Depois de uma escavação feita em Qiaotou, no sul da China, num monte de topo plano, um grupo de arqueólogos descobriu dezenas de recipientes de cerâmica de tamanhos e formas variáveis, alguns dos quais tinham sido pintados e decorados, juntamente com dois esqueletos humanos.
Suspeitando que os recipientes pudessem ter sido utilizados para beber álcool, a equipa selecionou 20 destes vasos e analisou os resíduos deixados no seu interior, de forma a perceber se continham microfósseis de amido, fungos ou uma matéria vegetal chamada phytoliths – componentes utilizados em bebidas fermentadas. Além disso, para terem a certeza de que tudo o que encontraram não era apenas contaminação de milénios de sujidade, compararam-nos também com amostras de solo colhidas à volta do local.
Após a análise, além de não terem sido encontrados componentes do solo, concluiu-se que estes recipientes já tinham contido uma bebida fermentada idêntica à cerveja no seu interior, uma vez que foram encontrados resíduos microbotânicos como fitólitos e grãos de amido, e resíduos microbianos como bolor e levedura.
“Através de uma análise de resíduos de vasos de Qiaotou, os nossos resultados revelaram que os recipientes de cerâmica foram utilizados para conter uma espécie de cerveja – uma bebida fermentada feita de arroz asiático (Oryza sp.), a partir do grão da planta tropical chamada “lágrimas de Job” (Coix lacryma-jobi), e tubérculos não identificados”, explica Jiajing Wang, autor principal do estudo publicado na revista online científica PLOS ONE,
No entanto, “esta cerveja não era como a que temos hoje [porque era] ligeiramente fermentada e doce, e apresentava uma cor mais turva”, salienta Wang.
Esta descoberta de há 9 mil anos, que é a prova mais antiga da utilização de bolor como agente de fermentação, é o segundo exemplo conhecido de fabrico de cerveja alguma vez encontrado. O primeiro foi em 2018, quando um grupo de arqueólogos também descobriu um líquido fermentado, idêntico ao da cerveja, em Israel, numa sepultura com 13 mil anos anos, pertencente a um grupo designado Natufian.
“Não sabemos como as pessoas fizeram o bolor há 9 mil anos, uma vez que a fermentação pode acontecer naturalmente”, refere Wang, acrescentando que “se as pessoas tiverem restos de arroz e grãos estragados e já com bolor, podem notar que os grãos se tornam mais doces e alcoólicos com o tempo.”. Na sua perspetiva, “embora as pessoas possam não ter conhecido a bioquímica associada aos grãos que continham bolor, provavelmente observaram o processo de fermentação e aproveitaram-no através de tentativas”.

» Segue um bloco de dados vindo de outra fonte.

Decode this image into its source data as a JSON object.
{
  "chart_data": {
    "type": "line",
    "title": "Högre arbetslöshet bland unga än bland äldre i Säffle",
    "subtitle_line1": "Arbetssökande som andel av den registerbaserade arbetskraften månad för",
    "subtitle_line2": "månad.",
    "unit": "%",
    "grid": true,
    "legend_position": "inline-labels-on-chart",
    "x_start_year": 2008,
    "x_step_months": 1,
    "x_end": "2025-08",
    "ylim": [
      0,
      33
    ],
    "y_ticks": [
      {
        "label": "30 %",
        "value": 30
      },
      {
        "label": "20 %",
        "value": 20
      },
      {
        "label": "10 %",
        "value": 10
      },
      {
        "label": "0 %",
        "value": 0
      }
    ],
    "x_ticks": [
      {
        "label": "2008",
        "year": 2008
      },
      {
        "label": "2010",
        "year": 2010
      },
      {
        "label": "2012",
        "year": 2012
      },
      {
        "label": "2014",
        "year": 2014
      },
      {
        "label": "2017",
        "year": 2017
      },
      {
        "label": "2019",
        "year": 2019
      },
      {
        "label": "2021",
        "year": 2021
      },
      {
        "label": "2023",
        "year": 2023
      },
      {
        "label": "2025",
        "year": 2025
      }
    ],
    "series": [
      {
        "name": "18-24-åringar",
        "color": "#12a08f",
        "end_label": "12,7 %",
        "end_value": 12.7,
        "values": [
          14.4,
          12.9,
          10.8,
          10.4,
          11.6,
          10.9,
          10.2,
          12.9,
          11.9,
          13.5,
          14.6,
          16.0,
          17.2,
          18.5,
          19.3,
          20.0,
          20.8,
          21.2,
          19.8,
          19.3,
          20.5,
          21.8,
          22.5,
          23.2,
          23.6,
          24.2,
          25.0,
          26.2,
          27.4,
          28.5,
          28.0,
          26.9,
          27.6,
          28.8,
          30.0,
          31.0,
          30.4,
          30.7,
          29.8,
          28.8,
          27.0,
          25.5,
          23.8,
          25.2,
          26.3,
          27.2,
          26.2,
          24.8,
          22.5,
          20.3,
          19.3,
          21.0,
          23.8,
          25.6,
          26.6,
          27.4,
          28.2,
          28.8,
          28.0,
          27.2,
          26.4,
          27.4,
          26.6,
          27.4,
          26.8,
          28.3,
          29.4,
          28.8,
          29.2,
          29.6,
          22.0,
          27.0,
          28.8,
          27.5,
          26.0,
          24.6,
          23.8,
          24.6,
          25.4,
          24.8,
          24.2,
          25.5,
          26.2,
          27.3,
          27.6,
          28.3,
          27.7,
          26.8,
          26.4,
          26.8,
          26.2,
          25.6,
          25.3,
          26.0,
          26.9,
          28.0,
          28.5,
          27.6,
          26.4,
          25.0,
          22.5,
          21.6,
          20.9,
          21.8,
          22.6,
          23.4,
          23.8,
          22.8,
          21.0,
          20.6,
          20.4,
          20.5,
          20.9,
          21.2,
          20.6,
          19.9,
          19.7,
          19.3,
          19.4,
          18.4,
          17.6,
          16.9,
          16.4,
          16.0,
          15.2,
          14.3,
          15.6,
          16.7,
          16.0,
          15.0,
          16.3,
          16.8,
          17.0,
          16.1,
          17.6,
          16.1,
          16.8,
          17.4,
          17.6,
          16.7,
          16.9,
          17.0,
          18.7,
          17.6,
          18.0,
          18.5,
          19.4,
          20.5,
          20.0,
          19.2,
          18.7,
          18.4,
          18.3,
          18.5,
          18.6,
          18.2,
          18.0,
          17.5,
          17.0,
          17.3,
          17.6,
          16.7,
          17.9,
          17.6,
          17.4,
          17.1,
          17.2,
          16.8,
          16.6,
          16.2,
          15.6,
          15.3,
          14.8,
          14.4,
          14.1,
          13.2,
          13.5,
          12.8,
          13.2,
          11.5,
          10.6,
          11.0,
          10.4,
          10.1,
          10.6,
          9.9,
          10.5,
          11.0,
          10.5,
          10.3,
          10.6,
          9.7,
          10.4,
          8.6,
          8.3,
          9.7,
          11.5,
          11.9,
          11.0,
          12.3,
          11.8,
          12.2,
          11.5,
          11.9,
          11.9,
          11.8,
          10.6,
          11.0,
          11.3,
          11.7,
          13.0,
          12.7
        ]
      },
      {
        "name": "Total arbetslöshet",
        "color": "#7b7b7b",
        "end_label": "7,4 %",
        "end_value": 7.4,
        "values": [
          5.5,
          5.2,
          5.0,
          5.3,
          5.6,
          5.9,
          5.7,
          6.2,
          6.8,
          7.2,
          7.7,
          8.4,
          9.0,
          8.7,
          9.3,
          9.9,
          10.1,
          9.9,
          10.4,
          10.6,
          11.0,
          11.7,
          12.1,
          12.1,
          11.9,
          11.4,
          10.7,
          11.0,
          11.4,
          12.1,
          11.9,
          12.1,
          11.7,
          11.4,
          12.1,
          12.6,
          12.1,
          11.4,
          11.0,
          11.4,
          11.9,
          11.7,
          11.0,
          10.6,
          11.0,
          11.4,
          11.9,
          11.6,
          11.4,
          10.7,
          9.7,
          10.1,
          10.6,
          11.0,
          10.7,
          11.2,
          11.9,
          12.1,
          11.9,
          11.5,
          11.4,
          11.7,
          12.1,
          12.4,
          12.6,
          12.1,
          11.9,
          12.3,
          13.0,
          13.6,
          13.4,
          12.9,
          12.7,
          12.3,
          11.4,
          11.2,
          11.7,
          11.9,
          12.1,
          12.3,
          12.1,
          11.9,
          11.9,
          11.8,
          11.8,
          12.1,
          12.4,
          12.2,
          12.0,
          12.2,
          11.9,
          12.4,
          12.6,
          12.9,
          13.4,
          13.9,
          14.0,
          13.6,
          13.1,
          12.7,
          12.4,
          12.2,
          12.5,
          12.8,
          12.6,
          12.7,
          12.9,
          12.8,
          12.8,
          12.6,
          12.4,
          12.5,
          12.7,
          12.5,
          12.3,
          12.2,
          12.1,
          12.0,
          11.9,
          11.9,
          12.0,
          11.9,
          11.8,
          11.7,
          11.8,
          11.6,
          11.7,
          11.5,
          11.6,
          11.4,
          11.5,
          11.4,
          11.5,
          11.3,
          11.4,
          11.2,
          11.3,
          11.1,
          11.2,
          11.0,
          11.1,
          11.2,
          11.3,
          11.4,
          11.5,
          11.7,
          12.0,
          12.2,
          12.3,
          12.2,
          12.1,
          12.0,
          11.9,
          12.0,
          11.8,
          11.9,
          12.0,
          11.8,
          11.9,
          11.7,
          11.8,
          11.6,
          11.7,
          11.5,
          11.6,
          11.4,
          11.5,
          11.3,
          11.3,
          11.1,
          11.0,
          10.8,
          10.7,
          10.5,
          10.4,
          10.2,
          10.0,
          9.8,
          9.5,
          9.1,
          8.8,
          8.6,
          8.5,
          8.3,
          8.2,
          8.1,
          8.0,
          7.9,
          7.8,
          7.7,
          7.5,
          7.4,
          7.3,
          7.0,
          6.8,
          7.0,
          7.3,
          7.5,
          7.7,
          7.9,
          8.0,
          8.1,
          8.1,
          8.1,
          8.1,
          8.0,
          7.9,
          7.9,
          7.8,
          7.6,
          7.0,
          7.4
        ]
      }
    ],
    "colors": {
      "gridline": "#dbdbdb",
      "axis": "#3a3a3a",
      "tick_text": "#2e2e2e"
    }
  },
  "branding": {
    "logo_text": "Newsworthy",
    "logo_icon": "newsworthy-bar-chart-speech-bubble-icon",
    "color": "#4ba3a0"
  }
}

Outra das conclusões do estudo é que esta “cerveja”, provavelmente, não terá sido utilizada como uma bebida do dia-a-dia, em contexto de convívio, como nós a bebemos hoje. Tendo em conta que, na altura, a plantação de arroz ainda estava nos seus primórdios, o processo de confeção devia ser complexo e, muito provavelmente, a bebida só seria consumida em ocasiões especiais. Neste caso, os investigadores sugerem que, tendo em conta os indícios recolhidos nos esqueletos, parece ter feito parte de um ritual associado aos mortos.